Procedure for Language Scribing in Word

  1. Create the necessary language styles needed for the project in Word.
    • Deselect all text to prevent the new style being applied to existing text.
    • Navigate to the Home tab and click the icon in the lower corner of the style group to open the Style Pane.
    • In the Style Pane, click the New Style icon (a capital letter A with a plus symbol).
    • Name the new style according to the language pattern described. Change the style type to “Character.” Change the Style to be based on the existing ScML Style (e.g., lang-i@lang=es should be based on lang-i and gt@lang=fr should be based on gt). Save the new style.
  2. As part of the scribing process, review all italic text for phrases that need to have language metadata applied. Apply the language styles created.
  3. Apply additional language styles as needed (e.g., apply lang@lang=es to Spanish text using the default paragraph font, or gt@lang=es to Spanish-language glossary terms).

Note: The use of lang-i in bibliographies can prevent the bibliography tools from working as expected.
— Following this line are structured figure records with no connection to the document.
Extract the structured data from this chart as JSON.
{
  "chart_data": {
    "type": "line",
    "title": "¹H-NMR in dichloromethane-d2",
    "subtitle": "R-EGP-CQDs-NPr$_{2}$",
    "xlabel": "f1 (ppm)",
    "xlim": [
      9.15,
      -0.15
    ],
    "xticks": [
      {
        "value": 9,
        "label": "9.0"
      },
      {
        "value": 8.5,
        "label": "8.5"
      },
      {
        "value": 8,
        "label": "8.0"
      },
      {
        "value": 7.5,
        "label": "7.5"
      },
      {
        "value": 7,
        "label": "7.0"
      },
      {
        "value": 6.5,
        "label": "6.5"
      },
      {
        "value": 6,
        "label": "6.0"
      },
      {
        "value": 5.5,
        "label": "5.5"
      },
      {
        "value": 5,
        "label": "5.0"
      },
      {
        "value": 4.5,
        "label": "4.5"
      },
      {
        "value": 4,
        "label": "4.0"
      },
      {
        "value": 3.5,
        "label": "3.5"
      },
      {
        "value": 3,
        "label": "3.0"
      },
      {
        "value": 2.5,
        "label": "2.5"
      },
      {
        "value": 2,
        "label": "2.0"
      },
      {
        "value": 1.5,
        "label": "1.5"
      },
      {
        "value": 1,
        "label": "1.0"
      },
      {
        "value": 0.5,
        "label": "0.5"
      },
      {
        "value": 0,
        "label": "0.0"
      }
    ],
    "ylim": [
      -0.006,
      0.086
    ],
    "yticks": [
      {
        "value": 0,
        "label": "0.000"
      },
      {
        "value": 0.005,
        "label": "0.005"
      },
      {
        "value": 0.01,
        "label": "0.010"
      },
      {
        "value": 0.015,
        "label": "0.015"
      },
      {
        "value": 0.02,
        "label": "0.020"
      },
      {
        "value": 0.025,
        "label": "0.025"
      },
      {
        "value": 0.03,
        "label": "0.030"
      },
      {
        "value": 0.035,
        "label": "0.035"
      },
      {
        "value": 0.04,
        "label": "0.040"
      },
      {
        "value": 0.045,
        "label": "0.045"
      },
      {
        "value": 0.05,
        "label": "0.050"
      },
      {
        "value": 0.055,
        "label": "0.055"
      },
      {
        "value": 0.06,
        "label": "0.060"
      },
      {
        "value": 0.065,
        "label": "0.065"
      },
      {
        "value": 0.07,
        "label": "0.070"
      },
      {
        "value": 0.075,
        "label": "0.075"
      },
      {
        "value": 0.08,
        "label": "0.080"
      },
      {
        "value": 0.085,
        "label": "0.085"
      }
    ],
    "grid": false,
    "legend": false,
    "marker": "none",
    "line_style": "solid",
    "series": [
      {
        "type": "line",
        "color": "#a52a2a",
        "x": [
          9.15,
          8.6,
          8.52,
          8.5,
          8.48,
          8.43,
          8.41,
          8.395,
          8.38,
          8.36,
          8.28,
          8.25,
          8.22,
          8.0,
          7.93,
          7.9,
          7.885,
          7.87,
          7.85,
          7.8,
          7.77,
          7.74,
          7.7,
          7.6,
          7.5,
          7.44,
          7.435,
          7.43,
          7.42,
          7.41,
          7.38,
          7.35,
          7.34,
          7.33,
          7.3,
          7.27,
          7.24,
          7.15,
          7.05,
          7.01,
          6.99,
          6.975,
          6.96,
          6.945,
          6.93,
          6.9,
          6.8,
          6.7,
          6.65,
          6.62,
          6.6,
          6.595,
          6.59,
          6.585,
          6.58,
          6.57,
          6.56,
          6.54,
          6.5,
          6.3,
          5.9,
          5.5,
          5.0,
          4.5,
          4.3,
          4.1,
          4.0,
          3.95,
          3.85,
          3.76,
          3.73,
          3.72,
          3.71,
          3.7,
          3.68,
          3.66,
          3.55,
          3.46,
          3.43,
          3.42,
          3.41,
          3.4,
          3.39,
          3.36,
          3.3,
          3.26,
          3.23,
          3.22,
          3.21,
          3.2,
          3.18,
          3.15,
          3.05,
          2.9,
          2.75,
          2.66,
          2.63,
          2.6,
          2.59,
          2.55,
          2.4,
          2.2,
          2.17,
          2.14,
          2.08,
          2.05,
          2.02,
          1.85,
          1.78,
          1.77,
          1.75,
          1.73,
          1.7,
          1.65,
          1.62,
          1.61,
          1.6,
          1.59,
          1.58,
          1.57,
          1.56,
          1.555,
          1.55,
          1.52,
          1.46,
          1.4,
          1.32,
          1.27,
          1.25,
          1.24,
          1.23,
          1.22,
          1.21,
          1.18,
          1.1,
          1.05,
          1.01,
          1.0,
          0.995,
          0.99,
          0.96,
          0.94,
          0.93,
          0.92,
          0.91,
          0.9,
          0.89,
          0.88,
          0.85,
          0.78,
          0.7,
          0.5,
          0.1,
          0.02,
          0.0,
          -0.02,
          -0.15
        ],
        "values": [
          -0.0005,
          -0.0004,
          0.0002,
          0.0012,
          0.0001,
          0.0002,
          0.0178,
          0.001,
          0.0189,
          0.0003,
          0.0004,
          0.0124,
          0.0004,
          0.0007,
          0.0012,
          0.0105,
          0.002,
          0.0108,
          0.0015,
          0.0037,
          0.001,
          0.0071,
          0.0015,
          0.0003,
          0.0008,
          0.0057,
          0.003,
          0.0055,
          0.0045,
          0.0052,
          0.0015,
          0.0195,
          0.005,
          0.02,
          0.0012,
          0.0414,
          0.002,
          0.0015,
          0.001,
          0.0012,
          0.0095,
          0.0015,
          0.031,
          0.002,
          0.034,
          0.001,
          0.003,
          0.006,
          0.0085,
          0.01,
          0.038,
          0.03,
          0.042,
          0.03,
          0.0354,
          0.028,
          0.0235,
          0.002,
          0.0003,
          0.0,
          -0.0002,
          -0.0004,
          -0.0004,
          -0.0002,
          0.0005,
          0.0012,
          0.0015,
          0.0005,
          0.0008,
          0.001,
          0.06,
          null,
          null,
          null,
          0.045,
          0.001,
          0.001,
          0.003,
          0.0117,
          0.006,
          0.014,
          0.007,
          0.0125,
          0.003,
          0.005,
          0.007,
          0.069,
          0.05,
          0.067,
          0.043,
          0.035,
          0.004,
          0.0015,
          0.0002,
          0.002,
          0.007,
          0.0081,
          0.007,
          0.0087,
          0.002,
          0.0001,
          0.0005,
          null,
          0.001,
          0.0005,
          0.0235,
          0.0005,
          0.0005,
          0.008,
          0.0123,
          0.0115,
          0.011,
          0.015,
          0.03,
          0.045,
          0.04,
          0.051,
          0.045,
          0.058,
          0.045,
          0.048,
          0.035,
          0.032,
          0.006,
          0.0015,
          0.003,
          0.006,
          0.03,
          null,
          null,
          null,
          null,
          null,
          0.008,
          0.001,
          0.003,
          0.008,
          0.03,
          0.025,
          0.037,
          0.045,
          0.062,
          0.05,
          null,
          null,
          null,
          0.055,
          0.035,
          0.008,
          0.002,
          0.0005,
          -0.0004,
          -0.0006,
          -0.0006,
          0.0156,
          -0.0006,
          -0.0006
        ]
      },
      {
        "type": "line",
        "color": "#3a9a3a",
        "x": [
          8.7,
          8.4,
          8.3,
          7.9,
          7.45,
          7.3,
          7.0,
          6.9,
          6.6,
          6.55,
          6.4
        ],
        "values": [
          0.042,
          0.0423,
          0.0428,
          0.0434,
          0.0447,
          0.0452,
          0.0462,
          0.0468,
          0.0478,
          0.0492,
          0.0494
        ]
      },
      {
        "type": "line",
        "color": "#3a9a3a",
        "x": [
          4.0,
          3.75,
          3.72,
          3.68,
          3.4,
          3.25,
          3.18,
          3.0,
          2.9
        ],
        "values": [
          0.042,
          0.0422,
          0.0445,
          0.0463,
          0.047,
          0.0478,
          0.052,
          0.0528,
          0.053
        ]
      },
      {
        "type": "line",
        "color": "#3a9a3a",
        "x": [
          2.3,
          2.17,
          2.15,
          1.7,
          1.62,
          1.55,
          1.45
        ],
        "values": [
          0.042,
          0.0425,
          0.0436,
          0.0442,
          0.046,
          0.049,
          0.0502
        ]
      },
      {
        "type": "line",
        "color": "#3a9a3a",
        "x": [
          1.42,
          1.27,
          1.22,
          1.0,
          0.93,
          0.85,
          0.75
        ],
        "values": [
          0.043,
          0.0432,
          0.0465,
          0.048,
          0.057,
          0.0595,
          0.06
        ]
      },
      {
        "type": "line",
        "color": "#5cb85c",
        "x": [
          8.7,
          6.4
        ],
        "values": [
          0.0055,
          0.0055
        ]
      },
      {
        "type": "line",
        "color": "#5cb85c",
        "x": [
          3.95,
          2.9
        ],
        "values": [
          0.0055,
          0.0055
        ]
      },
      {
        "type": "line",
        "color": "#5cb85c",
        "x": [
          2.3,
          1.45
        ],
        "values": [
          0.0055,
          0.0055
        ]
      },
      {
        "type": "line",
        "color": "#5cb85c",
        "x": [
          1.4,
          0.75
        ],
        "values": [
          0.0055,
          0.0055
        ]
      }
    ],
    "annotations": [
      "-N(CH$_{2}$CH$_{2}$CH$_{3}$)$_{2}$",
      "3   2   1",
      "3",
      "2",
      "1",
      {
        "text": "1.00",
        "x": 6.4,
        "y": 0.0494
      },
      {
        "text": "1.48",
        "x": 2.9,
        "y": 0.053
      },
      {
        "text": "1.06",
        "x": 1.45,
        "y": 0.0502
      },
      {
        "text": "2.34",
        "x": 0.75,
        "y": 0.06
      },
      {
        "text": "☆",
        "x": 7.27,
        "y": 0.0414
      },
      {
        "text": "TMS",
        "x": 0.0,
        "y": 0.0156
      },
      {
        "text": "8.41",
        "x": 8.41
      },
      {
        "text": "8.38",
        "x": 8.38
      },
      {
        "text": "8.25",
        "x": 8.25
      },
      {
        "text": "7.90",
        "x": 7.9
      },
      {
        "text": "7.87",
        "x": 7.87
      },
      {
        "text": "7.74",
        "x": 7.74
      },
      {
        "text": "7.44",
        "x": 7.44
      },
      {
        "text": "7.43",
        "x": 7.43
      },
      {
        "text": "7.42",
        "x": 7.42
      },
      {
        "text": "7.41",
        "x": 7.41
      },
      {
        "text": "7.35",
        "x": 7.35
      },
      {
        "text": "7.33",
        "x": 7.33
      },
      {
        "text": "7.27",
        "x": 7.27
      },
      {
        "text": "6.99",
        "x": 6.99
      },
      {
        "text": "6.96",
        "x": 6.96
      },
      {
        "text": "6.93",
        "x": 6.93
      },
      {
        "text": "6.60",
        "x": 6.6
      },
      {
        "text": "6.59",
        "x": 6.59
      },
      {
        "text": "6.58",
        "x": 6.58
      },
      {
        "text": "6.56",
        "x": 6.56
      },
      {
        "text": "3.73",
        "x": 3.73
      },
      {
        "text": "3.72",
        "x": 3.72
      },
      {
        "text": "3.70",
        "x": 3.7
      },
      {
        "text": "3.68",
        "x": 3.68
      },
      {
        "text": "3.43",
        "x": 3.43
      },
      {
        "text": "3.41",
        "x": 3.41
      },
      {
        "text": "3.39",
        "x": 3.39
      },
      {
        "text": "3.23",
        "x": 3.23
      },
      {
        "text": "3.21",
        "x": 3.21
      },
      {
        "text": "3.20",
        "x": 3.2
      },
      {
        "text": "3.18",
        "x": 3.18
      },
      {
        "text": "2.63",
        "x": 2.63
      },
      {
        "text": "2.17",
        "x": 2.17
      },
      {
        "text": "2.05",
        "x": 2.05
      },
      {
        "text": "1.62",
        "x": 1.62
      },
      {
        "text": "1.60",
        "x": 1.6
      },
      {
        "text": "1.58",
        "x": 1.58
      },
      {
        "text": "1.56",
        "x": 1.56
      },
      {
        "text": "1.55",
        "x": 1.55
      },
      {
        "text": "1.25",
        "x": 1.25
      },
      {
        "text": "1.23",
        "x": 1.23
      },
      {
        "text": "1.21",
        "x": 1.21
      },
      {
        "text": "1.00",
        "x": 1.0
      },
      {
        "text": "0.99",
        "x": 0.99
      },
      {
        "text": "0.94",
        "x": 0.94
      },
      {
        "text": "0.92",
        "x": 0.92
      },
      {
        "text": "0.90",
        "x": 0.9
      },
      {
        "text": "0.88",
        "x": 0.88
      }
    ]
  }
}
If language scribing is needed in a bibliography, Scribe recommends applying the styles after copyediting this section.

Procedure for Language Scribing in sam

Review Special Characters

Review the special characters list in the Digital Hub for languages that fall outside the Latin alphabet. These can be searched for within Sublime.

Review Character Styles

Review italic terms, various “-i” styles, and various lang terms in a new Sublime file.

Find: <i>[^<]+</i>|<[^>]+-b?i>[^<]+</[^>]+-b?i>|<lang[^>]*>[^<]+</lang[^>]*>|<[^>]*lang[^>]*>[^<]+</[^>]*>

Copy into a new file, permute unique lines, remove English text, and filter out proper names. Add lang attributes as needed to the original file.

Review Paragraph Styles

Review block quote (bq) and senseline (sl) paragraphs as common places to identify if there are full paragraphs in another language. Check other paragraph styles as needed.

Find: <[^>"]*(bq|sl)[^>]*>[^\n]+

Copy into a new file, turn off word wrap, and skim for non-English text.

Review Book-Specific Styles

Certain books such as Bibles or language books may have additional paragraph or character styles that are being used to identify languages. Review additional content for languages based on the type of publication.